Smart Home Network Security

As the use of smart systems in the home has become more widespread, their security weaknesses have been exposed.

Limited Consideration has been given to security

The main reason for this is that much of the earlier work on smart systems for the home was devoted to the technicalities of the protocols, especially ZigBee and Z-Wave, and to the design of different types of device.  Limited consideration was given to security, reliability, availability, or even to ease of installation and fault diagnosis, in these earlier systems.  

The much greater capability of the latest generation of controller / hub processors enables significant improvements to be made in these areas.

Centralise the control

One of the changes that has been made is to move away from local binding / association of the ZigBee / Z-Wave devices, such as between a door sensor or motion sensor and a light bulb or smart plug.  Instead, each device now binds / associates with the controller / hub.  The main benefit of the ZigBee and Z-Wave meshes, which is their ability to be extended by relaying frames, is retained.

This gives the controller / hub full control over all of the communications between the other devices, and over the security, availability, fault diagnosis, etc. of the entire system.  This approach is consistent with that found in any conventional control system with centralised processing.

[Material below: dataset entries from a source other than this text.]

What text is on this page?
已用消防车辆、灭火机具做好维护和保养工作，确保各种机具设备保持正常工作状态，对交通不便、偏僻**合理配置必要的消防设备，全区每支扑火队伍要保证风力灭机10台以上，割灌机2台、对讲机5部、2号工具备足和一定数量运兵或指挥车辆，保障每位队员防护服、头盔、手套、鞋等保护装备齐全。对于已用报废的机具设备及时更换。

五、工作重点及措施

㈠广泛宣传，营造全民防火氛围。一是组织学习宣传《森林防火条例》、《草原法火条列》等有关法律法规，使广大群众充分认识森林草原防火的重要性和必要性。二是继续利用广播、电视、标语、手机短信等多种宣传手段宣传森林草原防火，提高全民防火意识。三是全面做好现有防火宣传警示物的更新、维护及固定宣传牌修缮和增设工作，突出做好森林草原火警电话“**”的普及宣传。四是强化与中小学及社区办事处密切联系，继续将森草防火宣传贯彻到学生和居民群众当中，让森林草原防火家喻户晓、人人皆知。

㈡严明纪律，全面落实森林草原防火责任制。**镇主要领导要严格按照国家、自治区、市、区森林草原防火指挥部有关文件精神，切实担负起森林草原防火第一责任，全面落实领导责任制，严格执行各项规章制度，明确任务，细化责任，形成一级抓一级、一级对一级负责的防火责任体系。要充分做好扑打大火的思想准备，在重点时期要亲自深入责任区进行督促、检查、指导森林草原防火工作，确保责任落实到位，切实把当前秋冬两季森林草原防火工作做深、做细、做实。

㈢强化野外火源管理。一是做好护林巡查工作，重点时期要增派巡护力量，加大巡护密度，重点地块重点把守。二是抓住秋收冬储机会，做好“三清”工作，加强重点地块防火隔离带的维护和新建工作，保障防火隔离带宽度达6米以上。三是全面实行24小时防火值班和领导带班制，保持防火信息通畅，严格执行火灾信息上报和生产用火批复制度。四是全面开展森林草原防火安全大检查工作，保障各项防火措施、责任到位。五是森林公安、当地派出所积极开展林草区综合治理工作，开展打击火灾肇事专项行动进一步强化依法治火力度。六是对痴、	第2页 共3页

Centralising the control of the system security within the controller / hub enables a single Trust Centre to be used for the security of the entire system, including:

  • Configuring and authenticating relays / routers and end devices that join the network.
  • Generating network keys to be used for encrypted communication across the network.
  • Limiting the lifetime of network keys.
  • Establishing a unique Trust Centre link key for each device when they join the network.
  • Employs unique sets of AES-128 encryption keys.
  • Maintaining the overall security of the network.
These apply to all ZigBee and Z-Wave devices.

Fully secured

Apart from when the user joins a device to the network, which is directly under the manual control of the user, any other data exchanged between the controller / hub and the other devices is fully secured.

There are two other connections with the controller / hub:

  • A WiFi connection with a local mobile device.
  • A WiFi connection or a LAN connection with the internet. 
These connections both employ HTTPS, which is the secure version of the Hypertext Transfer Protocol (HTTP), as being advocated by Google and others for all browser / website connections.

The WiFi connection to a local mobile device enables the hub to run an App, through which they can manage and control the network operation.

The internet connection enables the user to manage and control the network operation remotely, using the same mobile App as that used for local control.  The internet connection also allows data to be exchanged between the controller / hub and other remote systems, such as Amazon's Alexa.

The controller / hub includes additional programs to validate any data being received from the internet, before it is used within the system.